Rossi si scusa ma Tosi conferma la defenestrazione e Rossi resta, come si usa dire, “in braghe di tela” perché, ora, non è più assessore, non è più consigliere comunale non è più consigliere provinciale.
Peggio di così non poteva andargli e i media lo prendono un po' in giro.

Io la vedo diversamente e mi spiego.

Parto da una constatazione: la reazione di Tosi è stata esagerata. In fondo Rossi non ha espresso quel giudizio in Consiglio Comunale ma in una riunione del suo partito, si è scusato, altri assessori avevano, in altre occasioni, criticato Tosi senza essere cacciati.....

Ma quelle altre critiche, quelle degli altri assessori, riguardavano singoli atti del sindaco non attenevano alla sua credibilità in quanto sindaco ma, proprio per questo, Tosi avrebbe dimostrato l'inattendibilità della critica di Rossi solo se l'avesse considerata una battuta o poco più e, come tale, declassata.
E invece la reazione, esagerata, ha dato peso alla critica e ha mostrato che Rossi aveva toccato un tasto delicato, un nervo scoperto.

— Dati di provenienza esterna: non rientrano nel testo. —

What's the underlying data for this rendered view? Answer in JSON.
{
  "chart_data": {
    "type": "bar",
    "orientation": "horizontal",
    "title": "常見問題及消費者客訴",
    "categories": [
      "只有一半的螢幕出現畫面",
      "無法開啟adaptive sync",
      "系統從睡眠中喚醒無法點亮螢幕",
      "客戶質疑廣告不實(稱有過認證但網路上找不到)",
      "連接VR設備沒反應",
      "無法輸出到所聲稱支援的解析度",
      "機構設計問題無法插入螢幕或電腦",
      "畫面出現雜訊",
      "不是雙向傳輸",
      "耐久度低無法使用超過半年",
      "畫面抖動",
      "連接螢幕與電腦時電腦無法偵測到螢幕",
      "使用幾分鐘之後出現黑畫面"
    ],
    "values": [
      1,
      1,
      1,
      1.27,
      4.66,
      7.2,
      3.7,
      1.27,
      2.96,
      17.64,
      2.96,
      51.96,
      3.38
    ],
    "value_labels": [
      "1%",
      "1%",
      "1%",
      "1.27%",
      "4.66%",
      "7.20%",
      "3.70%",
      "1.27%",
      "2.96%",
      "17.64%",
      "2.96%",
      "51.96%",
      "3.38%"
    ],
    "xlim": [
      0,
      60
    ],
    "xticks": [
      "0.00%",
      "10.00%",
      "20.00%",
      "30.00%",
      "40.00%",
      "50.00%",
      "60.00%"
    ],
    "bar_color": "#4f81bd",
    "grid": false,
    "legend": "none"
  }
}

Sono tanti in città, soprattutto negli ambienti dell'informazione, e non solo, a ritenere che, effettivamente, il portavoce del sindaco, Bolis, sia uno che vuole comandare e che “comanda”.
Del resto la sua formazione, nella politica attiva, oltre che nella professione, è più antica e di più sostanza di quella di Tosi e la caratteristica preminente dell'amministrazione Tosi non è la continua esternazione mediatica? Proprio il terreno di Bolis?
E cioè l'esposizione martellante del nulla di fatto, del dichiarato, dell'appariscente, del rappresentato, del di là da venire, dell'apparso e subito scomparso.

Pensiamo alle ronde leghiste presentate con grande clamore due anni fa in piazza Erbe e scomparse nelle nebbie della periferia tra lo scherno generale, alle ordinanze e ai divieti anti merendine, al tunnel e alla tranvia sommersi dalle carte, a Verona capitale del mondo di questo e di quello, alle bolse sagre strapaesane nelle antiche piazze il tutto tra il fumo delle continue apparizioni in televisione sempre più ripetitive e noiose e le dichiarazioni tipo i “quattro sassi” di San Zeno e di lungadige Capuleti.

Insomma una politica quasi esclusivamente mediatica per riempire il vuoto delle realizzazioni non fatte, la politica, cioè, costruita in buona parte dal suo portavoce.

Il povero assessore Rossi aveva centrato il bersaglio.
In un certo senso aveva mostrato il re nudo e il re lo ha cacciato.